Они взяли луки, сели на лошадей и поехали сперва в Мочидолы, которые со временем должны были стать приданым Ягенки, а потом к лесу, где отдали лошадей слуге, а сами пошли дальше пешком, потому что проехать через чащи и болота было трудно. По дороге Ягенка указала на синюю полосу леса, тянувшуюся за большим лугом, и сказала:
— Это леса Чтана из Рогова.
— Который хочет на тебе жениться?
Она засмеялась:
— Женился бы, кабы я за него пошла.
— Ну, от него ты легко защитишься, если у тебя есть Вильк: он, я слышал от Чтана, зубы скалит. И чудно мне, что они еще не вызвали друг друга на поединок.
— Тятя, уезжая на войну, сказал им: "Если подеретесь, то ни одного из вас не хочу в глаза видеть". Что ж им было делать? В Згожелицах они друг на Друга рычат, а потом вместе пьют на постоялом дворе в Кшесне, покуда под лавку не свалятся.
— Глупые парни.
— Почему?
— Потому что, когда Зыха не было дома, не тот, так другой должен был подступить к Згожелицам и взять тебя силой. Что бы стал делать Зых, если бы, вернувшись, нашел тебя с ребенком на руках?

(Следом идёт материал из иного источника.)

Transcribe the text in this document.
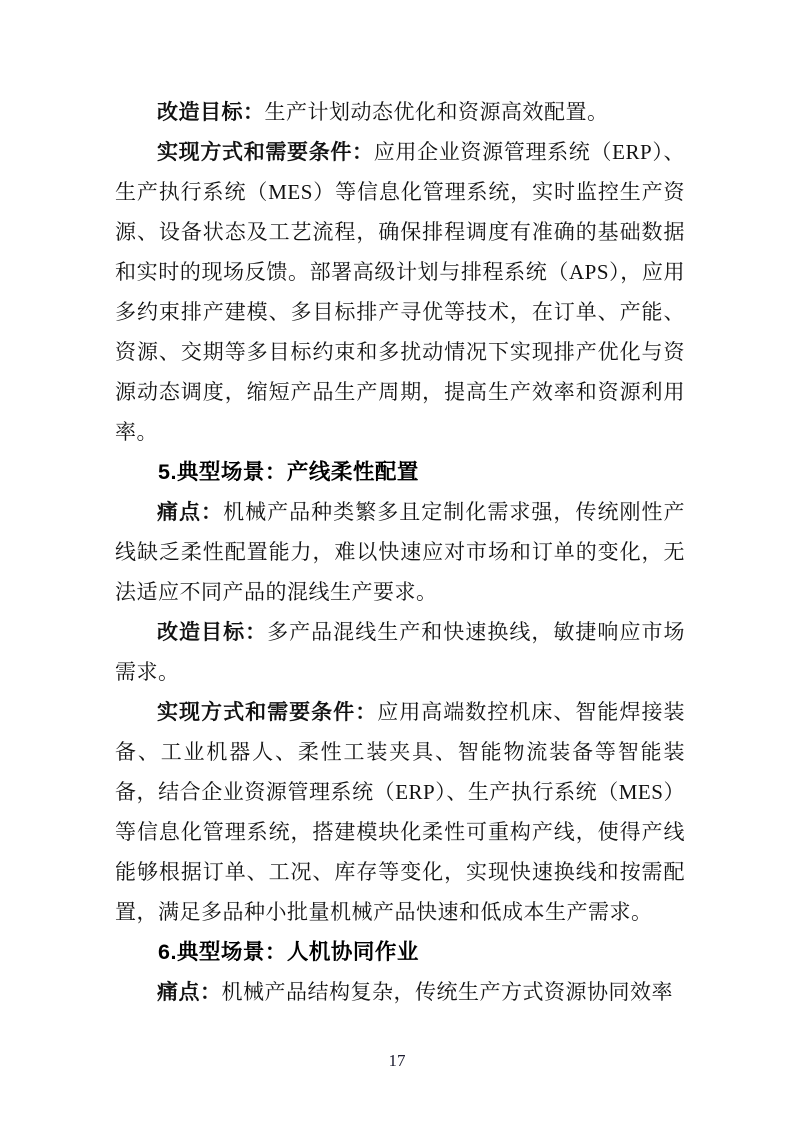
改造目标：生产计划动态优化和资源高效配置。

实现方式和需要条件：应用企业资源管理系统（ERP）、生产执行系统（MES）等信息化管理系统，实时监控生产资源、设备状态及工艺流程，确保排程调度有准确的基础数据和实时的现场反馈。部署高级计划与排程系统（APS），应用多约束排产建模、多目标排产寻优等技术，在订单、产能、资源、交期等多目标约束和多扰动情况下实现排产优化与资源动态调度，缩短产品生产周期，提高生产效率和资源利用率。

5.典型场景：产线柔性配置

痛点：机械产品种类繁多且定制化需求强，传统刚性产线缺乏柔性配置能力，难以快速应对市场和订单的变化，无法适应不同产品的混线生产要求。

改造目标：多产品混线生产和快速换线，敏捷响应市场需求。

实现方式和需要条件：应用高端数控机床、智能焊接装备、工业机器人、柔性工装夹具、智能物流装备等智能装备，结合企业资源管理系统（ERP）、生产执行系统（MES）等信息化管理系统，搭建模块化柔性可重构产线，使得产线能够根据订单、工况、库存等变化，实现快速换线和按需配置，满足多品种小批量机械产品快速和低成本生产需求。

6.典型场景：人机协同作业

痛点：机械产品结构复杂，传统生产方式资源协同效率

17
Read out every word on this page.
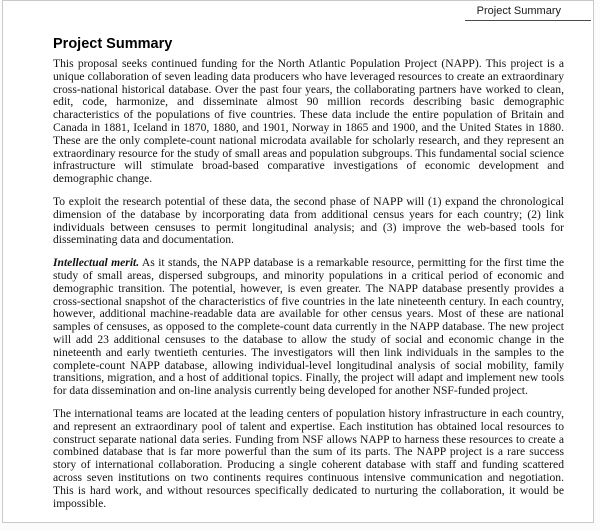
Project Summary
Project Summary

This proposal seeks continued funding for the North Atlantic Population Project (NAPP). This project is a unique collaboration of seven leading data producers who have leveraged resources to create an extraordinary cross-national historical database. Over the past four years, the collaborating partners have worked to clean, edit, code, harmonize, and disseminate almost 90 million records describing basic demographic characteristics of the populations of five countries. These data include the entire population of Britain and Canada in 1881, Iceland in 1870, 1880, and 1901, Norway in 1865 and 1900, and the United States in 1880. These are the only complete-count national microdata available for scholarly research, and they represent an extraordinary resource for the study of small areas and population subgroups. This fundamental social science infrastructure will stimulate broad-based comparative investigations of economic development and demographic change.

To exploit the research potential of these data, the second phase of NAPP will (1) expand the chronological dimension of the database by incorporating data from additional census years for each country; (2) link individuals between censuses to permit longitudinal analysis; and (3) improve the web-based tools for disseminating data and documentation.

Intellectual merit. As it stands, the NAPP database is a remarkable resource, permitting for the first time the study of small areas, dispersed subgroups, and minority populations in a critical period of economic and demographic transition. The potential, however, is even greater. The NAPP database presently provides a cross-sectional snapshot of the characteristics of five countries in the late nineteenth century. In each country, however, additional machine-readable data are available for other census years. Most of these are national samples of censuses, as opposed to the complete-count data currently in the NAPP database. The new project will add 23 additional censuses to the database to allow the study of social and economic change in the nineteenth and early twentieth centuries. The investigators will then link individuals in the samples to the complete-count NAPP database, allowing individual-level longitudinal analysis of social mobility, family transitions, migration, and a host of additional topics. Finally, the project will adapt and implement new tools for data dissemination and on-line analysis currently being developed for another NSF-funded project.

The international teams are located at the leading centers of population history infrastructure in each country, and represent an extraordinary pool of talent and expertise. Each institution has obtained local resources to construct separate national data series. Funding from NSF allows NAPP to harness these resources to create a combined database that is far more powerful than the sum of its parts. The NAPP project is a rare success story of international collaboration. Producing a single coherent database with staff and funding scattered across seven institutions on two continents requires continuous intensive communication and negotiation. This is hard work, and without resources specifically dedicated to nurturing the collaboration, it would be impossible.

Синие глаза Ягенки сразу засверкали:
— Так ты думаешь, что я бы далась? Что ж, разве в Згожелицах людей нет и разве я не сумею схватить копье или лук? Пусть бы они попробовали. Я бы любого выгнала из дому да еще сама напала бы на Рогов или на Бжозовую. Тятя знал, что может спокойно идти на войну.
И говоря это, она наморщила свои прекрасные брови и так грозно потрясала луком, что Збышко даже засмеялся и сказал:
— Ну, быть бы тебе рыцарем, а не девушкой. А она, успокоившись, отвечала:
— Чтан стерег меня от Вилька, а Вильк от Чтана. Да кроме того, я была у аббата под защитой, а с аббатом лучше не ссориться…
— Ишь ты, — сказал Збышко, — все здесь аббата боятся. А я, клянусь святым Георгием, что говорю правду, не побоялся бы ни аббата, ни Зыха, ни згожелицких мужиков, ни тебя, а тебя взял бы…
Услышав эти слова, Ягенка остановилась и, подняв глаза на Збышку, спросила каким-то странным, мягким и ласковым голосом:
— Взял бы?
Губы ее полураскрылись, и румяная, как заря, она стала ждать ответа. Но он, по-видимому, думал только о том, что он сделал бы на месте Чтана или Вилька, потому что покачал белокурой головой и продолжал:
— Что девке с парнями воевать, коли ей надо замуж идти? Ведь если не подвернется третий, так придется тебе выбрать одного из них, потому что как же иначе?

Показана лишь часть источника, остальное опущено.